Cheers m'dear  I got an alert


----------



## hopless500 (21 Sep 2016)

Thanks @Shaun. Unwatching and rewatching seems to have done the trick


----------



## Shaun (21 Sep 2016)

@hopless500 - alerts have previously been expired 7 days after being viewed, so I suspect the photo thread one will have been read (as part of checking them generally) and cleaned out. To help avoid this in future I've extended the retention of read alerts to 30 days.
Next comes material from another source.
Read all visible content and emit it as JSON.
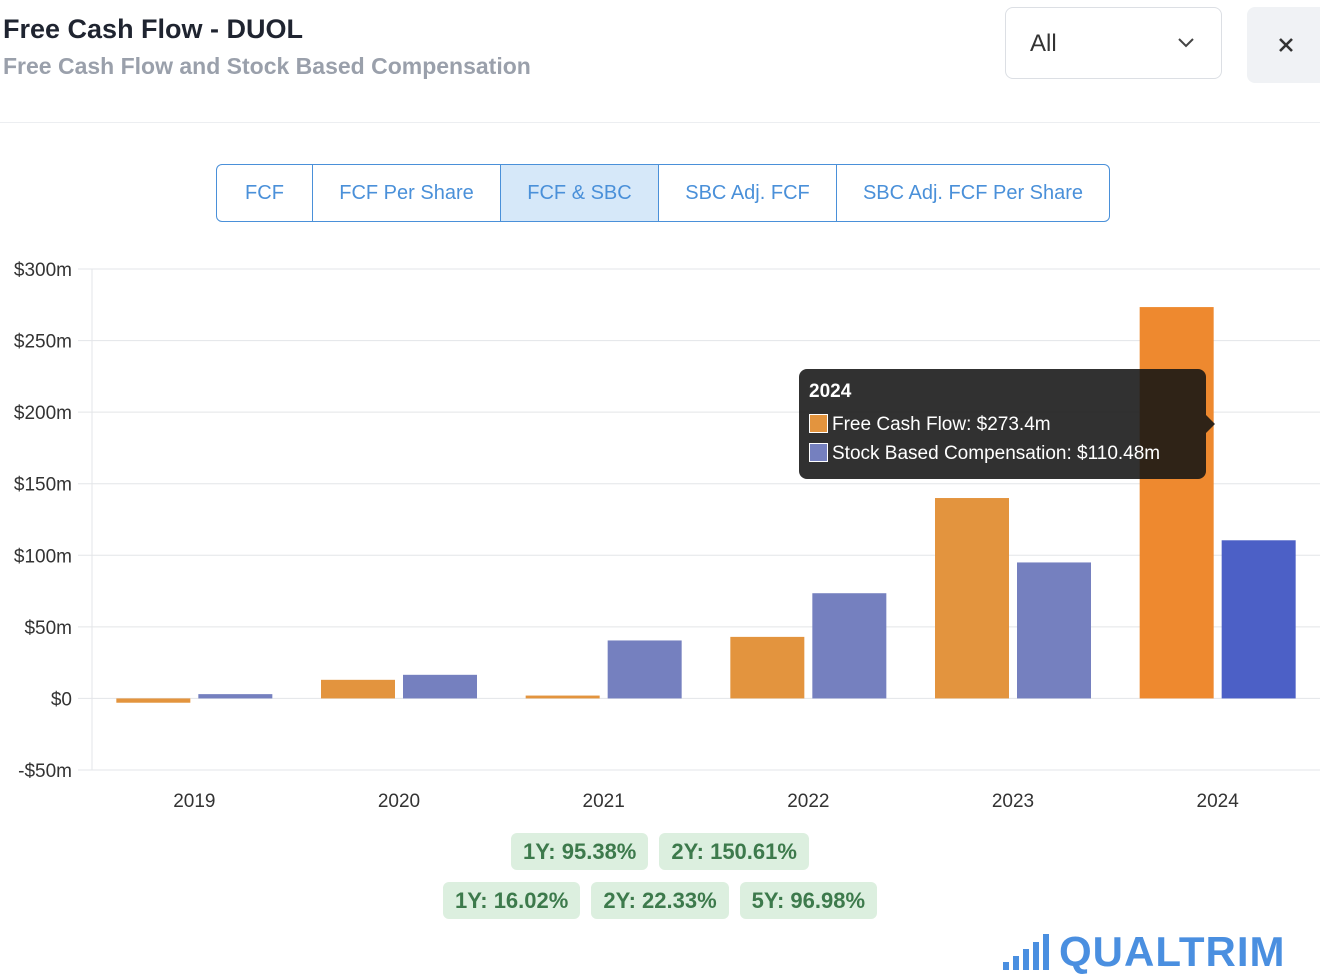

@coffeejo - I can't change the look or nature of how the alerts work, but I have extended the time _viewed _alerts stay in the pop-up from 12 hours to 24 hours (upto the system maximum of 25 alerts).

Cheers,
Shaun


----------



## coffeejo (22 Sep 2016)

Shaun said:


> @coffeejo - I can't change the look or nature of how the alerts work, but I have extended the time _viewed _alerts stay in the pop-up from 12 hours to 24 hours (upto the system maximum of 25 alerts).
> 
> Cheers,
> Shaun


@Shaun, I get that you can't change how the alerts work but just for reference in case it's ever a discussion with the developers, here's a screenshot. I don't know what time I logged on this afternoon but I have been slowly working my way though the unread threads (9 alerts, several pages for each). I've read four of the five threads...


----------



## classic33 (22 Sep 2016)

coffeejo said:


> @Shaun, I get that you can't change how the alerts work but just for reference in case it's ever a discussion with the developers, here's a screenshot. I don't know what time I logged on this afternoon but I have been slowly working my way though the unread threads (9 alerts, several pages for each). I've read four of the five threads...
> 
> View attachment 144951


Why not go to your alerts page.


----------



## coffeejo (22 Sep 2016)

classic33 said:


> Why not go to your alerts page.


It's fine on my PC but the browser on my phone doesn't do multiple tabs very well and it's a PITA.


----------